With George Kasakula:
As was expected, Vice-President Saulos Chilima was elected the opposition party’s president unopposed as there was no immediate challenger to his rule in the party—founder syndrome at play.
In his acceptance speech, Chilima made a wide range of remarks that aimed at positioning himself as a reformer he wants to be.
He promised Malawians that a UTM government would free public broadcaster Malawi Broadcasting Corporation (MBC) from political interference and that Macra will no longer be the cash cow of ruling parties.
Escom too merited a mention in Chilima’s speech. If Malawians decide to give UTM the mandate to govern in May, the state company would also be freed from political interference.
There were a couple of highlights during the convention and one of them was that Chilima was among the 14 UTM National Executive Committee members who were elected unopposed.
The others elected unopposed included Secretary General Patricia Kaliati, Director of Publicity Joseph Chidanti Malunga, Director of Women Patricia Shanil Dzimbiri, Director of Legal Affairs Yasin Maoni, Director of Elections Paul Chibingu and Director of Students Affairs Leonard Kamatenda.
The other highlight of the convention is that in an attempt to reverse what they consider Chilima’s plight in the DPP where he was never made a member of the National Governing Council (NGC), the meeting empowered him to name his running mate who will automatically become vice president for the party.
The positive to take from the UTM convention is that it happened and Chilima once again made a powerful speech which positioned him as somebody with an ability to reform certain aspects of our nation such as the operation of MBC, Macra and Escom
But he has been in government and still in government and these bodies have not reformed.
Probably in Chilima’s defence he would say he was not on the driving seat.
But Malawians now have a basis to take him to task after May 21 if they decide to give him power and he does not deliver what he said on MBC, Macra and Escom.
If truth be told, most of our parastatals and state companies need reform and Chilima could have named more.
Aside from the above, having 14 positions unopposed that included key positions such as president, secretary general and director of publicity says something about lack of competition in the party which does not sit well on whether the tenets of democracy were achieved in the end.
There are serious questions on why founders of the movement from day one such as Noel Masangwi and former director of youth Louis Ngalande did not vie for any position.
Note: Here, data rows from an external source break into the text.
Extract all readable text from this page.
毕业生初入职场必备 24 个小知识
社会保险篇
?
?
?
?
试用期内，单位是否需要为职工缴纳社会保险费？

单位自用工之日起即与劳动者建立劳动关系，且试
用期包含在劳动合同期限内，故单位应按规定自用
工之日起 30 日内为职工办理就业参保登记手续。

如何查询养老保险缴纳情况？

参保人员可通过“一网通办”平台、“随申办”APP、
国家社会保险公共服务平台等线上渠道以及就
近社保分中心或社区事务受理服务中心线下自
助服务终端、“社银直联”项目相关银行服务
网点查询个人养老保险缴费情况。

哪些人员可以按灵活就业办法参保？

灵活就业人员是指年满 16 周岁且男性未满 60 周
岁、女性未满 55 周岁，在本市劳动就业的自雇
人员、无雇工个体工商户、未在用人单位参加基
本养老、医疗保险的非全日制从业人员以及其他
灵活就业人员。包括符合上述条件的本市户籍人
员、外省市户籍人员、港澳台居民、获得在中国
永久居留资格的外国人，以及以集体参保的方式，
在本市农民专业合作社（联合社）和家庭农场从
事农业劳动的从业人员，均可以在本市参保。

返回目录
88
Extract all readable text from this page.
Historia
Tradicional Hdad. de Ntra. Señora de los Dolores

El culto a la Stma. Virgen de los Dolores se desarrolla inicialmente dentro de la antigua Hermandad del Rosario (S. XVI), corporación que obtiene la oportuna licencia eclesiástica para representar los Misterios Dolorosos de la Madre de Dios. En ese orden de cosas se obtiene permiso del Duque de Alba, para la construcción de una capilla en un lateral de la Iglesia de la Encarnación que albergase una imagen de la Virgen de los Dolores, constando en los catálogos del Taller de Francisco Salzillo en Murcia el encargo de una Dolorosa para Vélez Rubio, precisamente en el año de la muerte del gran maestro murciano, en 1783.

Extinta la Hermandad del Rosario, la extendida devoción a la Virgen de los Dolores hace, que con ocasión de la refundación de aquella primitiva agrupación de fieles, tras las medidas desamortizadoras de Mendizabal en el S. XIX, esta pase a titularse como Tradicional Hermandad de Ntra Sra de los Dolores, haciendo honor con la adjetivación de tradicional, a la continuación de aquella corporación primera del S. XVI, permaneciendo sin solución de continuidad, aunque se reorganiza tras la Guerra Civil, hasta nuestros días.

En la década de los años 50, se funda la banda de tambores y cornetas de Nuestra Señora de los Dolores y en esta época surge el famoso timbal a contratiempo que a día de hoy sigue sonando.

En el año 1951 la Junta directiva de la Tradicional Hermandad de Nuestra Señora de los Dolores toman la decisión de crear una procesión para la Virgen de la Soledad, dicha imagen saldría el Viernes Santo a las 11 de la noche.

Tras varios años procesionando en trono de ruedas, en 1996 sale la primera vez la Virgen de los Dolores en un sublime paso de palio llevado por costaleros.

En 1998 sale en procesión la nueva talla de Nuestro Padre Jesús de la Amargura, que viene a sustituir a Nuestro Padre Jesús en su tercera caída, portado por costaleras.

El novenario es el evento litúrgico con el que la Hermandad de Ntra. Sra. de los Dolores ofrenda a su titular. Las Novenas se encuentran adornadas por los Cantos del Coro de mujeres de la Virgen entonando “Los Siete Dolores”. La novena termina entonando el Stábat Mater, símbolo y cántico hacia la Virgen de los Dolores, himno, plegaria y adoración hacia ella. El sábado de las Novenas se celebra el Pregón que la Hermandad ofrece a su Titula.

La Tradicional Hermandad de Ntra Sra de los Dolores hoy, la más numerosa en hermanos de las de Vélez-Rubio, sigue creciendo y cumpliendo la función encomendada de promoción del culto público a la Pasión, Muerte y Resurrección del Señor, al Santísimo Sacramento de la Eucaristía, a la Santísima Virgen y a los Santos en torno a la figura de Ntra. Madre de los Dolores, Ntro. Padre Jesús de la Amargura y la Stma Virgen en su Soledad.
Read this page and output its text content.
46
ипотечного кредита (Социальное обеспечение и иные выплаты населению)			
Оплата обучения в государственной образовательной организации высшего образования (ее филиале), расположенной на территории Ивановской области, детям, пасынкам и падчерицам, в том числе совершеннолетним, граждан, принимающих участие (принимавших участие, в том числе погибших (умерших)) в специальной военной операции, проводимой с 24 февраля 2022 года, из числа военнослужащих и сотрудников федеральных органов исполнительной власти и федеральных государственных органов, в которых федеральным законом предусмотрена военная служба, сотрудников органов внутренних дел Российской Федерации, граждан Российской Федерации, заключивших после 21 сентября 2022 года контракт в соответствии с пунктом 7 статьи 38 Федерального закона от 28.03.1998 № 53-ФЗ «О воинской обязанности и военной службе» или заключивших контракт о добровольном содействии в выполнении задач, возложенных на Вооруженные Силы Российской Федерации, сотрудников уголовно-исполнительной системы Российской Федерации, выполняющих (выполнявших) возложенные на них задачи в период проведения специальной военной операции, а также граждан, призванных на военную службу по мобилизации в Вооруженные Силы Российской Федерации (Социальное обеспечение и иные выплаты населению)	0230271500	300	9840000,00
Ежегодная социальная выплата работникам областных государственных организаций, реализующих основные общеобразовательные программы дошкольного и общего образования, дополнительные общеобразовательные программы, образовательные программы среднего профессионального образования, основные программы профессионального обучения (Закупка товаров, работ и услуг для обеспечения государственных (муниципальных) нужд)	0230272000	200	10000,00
Were they stopped? Did they volunteer? Were their positions not included in the party’s constitution and why? Did they feel that probably the other positions were low for them?
Masangwi, for example, why did he not vie for any position and instead be baptised a mere patron of the party as if he had already served and retired? What does it mean to be patron? Will he be attending National Governing Council meetings for example?
UTM might think that by empowering Chilima to appoint his running mate and make him the party’s vice-president they have solved the problem he met in DPP and it will look good and nice.
This is not actually the case because the matter should have been the other way round in the sense that the convention as the supreme body of the party should have elected the vice-president and then Chilima could have followed it up by appointing such a person his running mate and, if Malawians ordain so, his vice-president both in government and the party.
What it means is that if indeed such a person become vice-president of the country as well as the party, he would have no mandate and base in the ruling UTM.
A position of vice-president should never be undermined in any party as it can cause instability as has been seen with UDF when former president Bakili Muluzi opted for Justin Malewezi as State vice-president and left out Aleke Banda who was his first vice in UDF.
It created problems that never left UDF until the time the party left government and Muluzi brought in the late Bingu wa Mutharika instead of the two to succeed him, leading to the break-up of UDF until today.
MCP’s president Lazarus Chakwera seems to have got it right after naming Sidik Mia his vice in the party as his running mate opening the door for Mia to also become State vice-president if the ticket wins the election come May 21 next year.
Of course, the drawback is that such an arrangement precludes any hope of MCP forming an alliance with anybody and offering them the running-mate spot in such a set-up.
To me, the biggest problem in our parties is that most of them are founded on individuals and founder syndrome seems to be afflicting them instead of the conventions being the supreme body calling the major shots.
No one was brave enough to stand against Chilima because they thought challenging him would somehow undermine his leadership being the founder of the party.
The same thing happened in MCP and DPP with no one challenging the incumbents for the big posts.
Eve in PP and UDF, the incumbents had little-known contenders challenging Joyce Banda and Atupele Muluzi for the position of president that it was almost travesty of the whole process.
The only exception was in DPP where there was real competition for the position of vice-presidency for South where we saw bigwigs such as Joseph Mwanamvekha and Henry Mussa as well George Chaponda, who later withdrew, challenging the eventual winner Kondwani Nankhumwa.
That is the competition that democracy requires as it brings excitement and satisfaction to the eventual winner, in this case, Nankhumwa that people trusted them and have their mandate.
The culture of real democracy will only start in political parties and then that will feed into the national democratic discourse.
The only drawback is the founder syndrome as certain names are synonymous with certain parties and no one wants to challenge them in the most fundamental way.
It is stifling grassroots democracy.